Now a new era awaits at what has evolved into one of the busiest intersections in North Idaho.
Rod Plese, an owner of the 8.7-acre parcel, said the prime site is on the fast track to be developed into a shopping center.
Plans call for a "big box" anchor store such as a grocery chain or home improvement retailer that's supported by a variety of smaller businesses such as a gas station, restaurant or bank, he said.
Plese (pronounced Please) said there has been a lot of interest, but no tenants have beenannounced.
"Several people have approached us, but nothing is for certain yet," he said, adding that he can't comment on which companies are looking.
Plese said a few of the park's residents held out on moving out until November. They were told to move out by July 31 when a six-month notice of the park's closure was issued to the residents late last January.
Many of the trailers couldn't be moved.
If the home was built before June 15, 1976, under state law, it must go through a rehabilitation process, which can be cost-prohibitive in some cases. If the home is being moved into a city from the county, the roof must also have a 40-pound snow load, which can also add to the cost, along with required permits.
After the remaining trailers are demolished, 23 septic tanks will need to be pumped and pulled from the ground, Plese said. Then the soil will need to be reworked and compacted.
"We're on the home stretch," Plese said. "Once we took the property over (in December 2011), we dealt with a lot of adversity."

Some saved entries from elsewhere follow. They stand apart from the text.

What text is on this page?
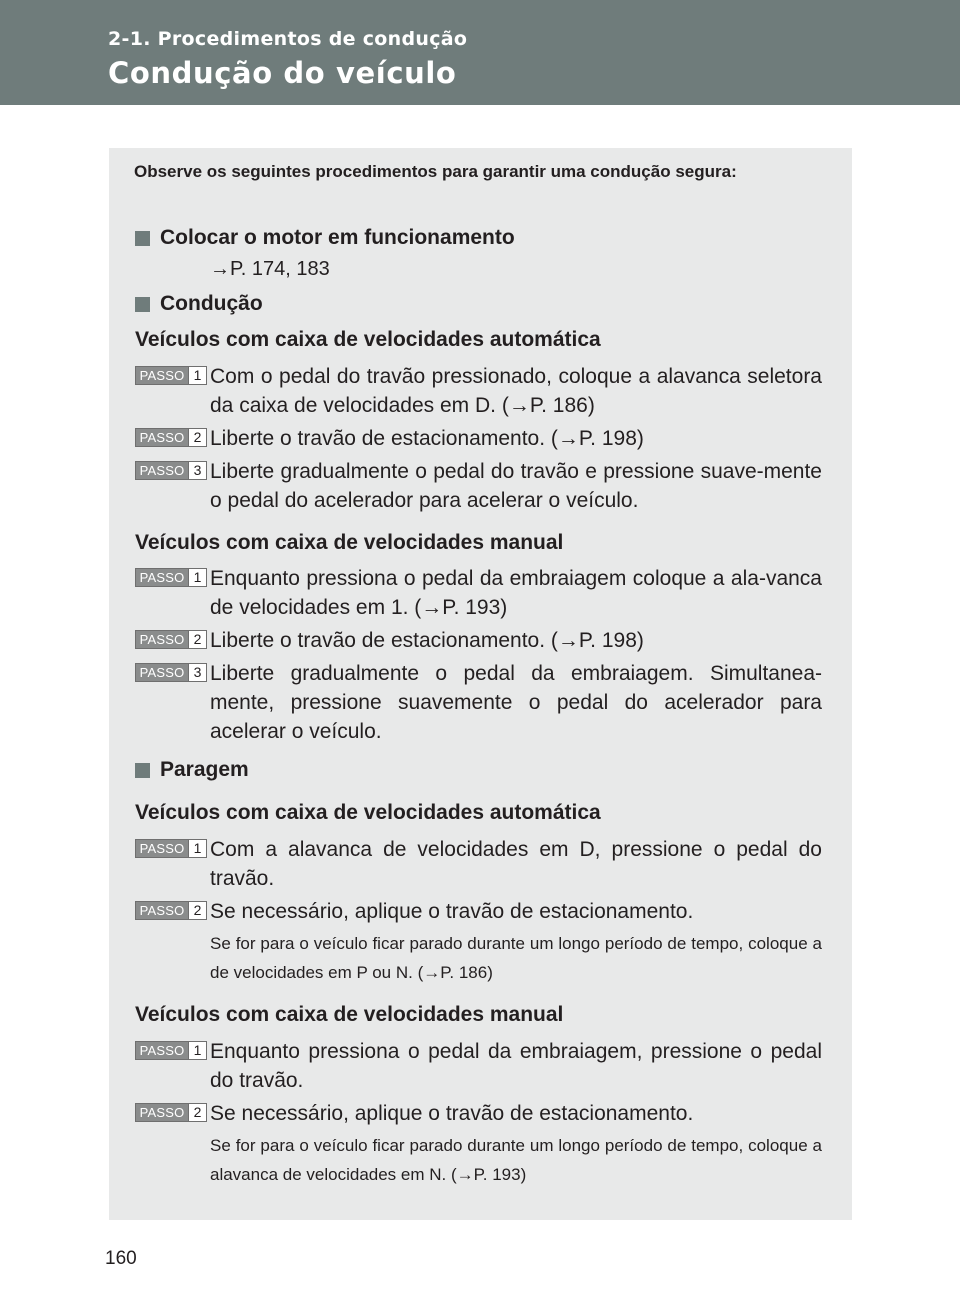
2-1. Procedimentos de condução
Condução do veículo
Observe os seguintes procedimentos para garantir uma condução segura:
Colocar o motor em funcionamento
→P. 174, 183
Condução
Veículos com caixa de velocidades automática
PASSO 1 Com o pedal do travão pressionado, coloque a alavanca seletora da caixa de velocidades em D. (→P. 186)
PASSO 2 Liberte o travão de estacionamento. (→P. 198)
PASSO 3 Liberte gradualmente o pedal do travão e pressione suave-mente o pedal do acelerador para acelerar o veículo.
Veículos com caixa de velocidades manual
PASSO 1 Enquanto pressiona o pedal da embraiagem coloque a ala-vanca de velocidades em 1. (→P. 193)
PASSO 2 Liberte o travão de estacionamento. (→P. 198)
PASSO 3 Liberte gradualmente o pedal da embraiagem. Simultanea-mente, pressione suavemente o pedal do acelerador para acelerar o veículo.
Paragem
Veículos com caixa de velocidades automática
PASSO 1 Com a alavanca de velocidades em D, pressione o pedal do travão.
PASSO 2 Se necessário, aplique o travão de estacionamento.
Se for para o veículo ficar parado durante um longo período de tempo, coloque a de velocidades em P ou N. (→P. 186)
Veículos com caixa de velocidades manual
PASSO 1 Enquanto pressiona o pedal da embraiagem, pressione o pedal do travão.
PASSO 2 Se necessário, aplique o travão de estacionamento.
Se for para o veículo ficar parado durante um longo período de tempo, coloque a alavanca de velocidades em N. (→P. 193)
160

Once the site work is complete, Plese said the plan is to request annexation into the city, which could come as soon as February.
"As the city, we look forward to the day of having the site cleared off to where a nice development can go in there," Mayor Clay Larkin said. "It's a power corner."
The site has had multiple owners in recent years and some residents earlier said they figured the property would someday be developed, although the date remained cloudy.
Bob Kirkpatrick, who owned the property for 29 years, and RMM Investments sold it about six years ago for $3.32 million to a group of developers/investors, including Vandervert Developments.
Facing inevitable development of the site, some residents moved out in recent years. But about 45 of the 70 lots were still occupied when the notice was issued. Some residents said they were under the impression they would still have a few years to live there, especially with the slow economy.
The investor group split more than a year ago when an agreement was struck involving both the trailer park site and the River City Plaza across Highway 41, which was developed by the same group.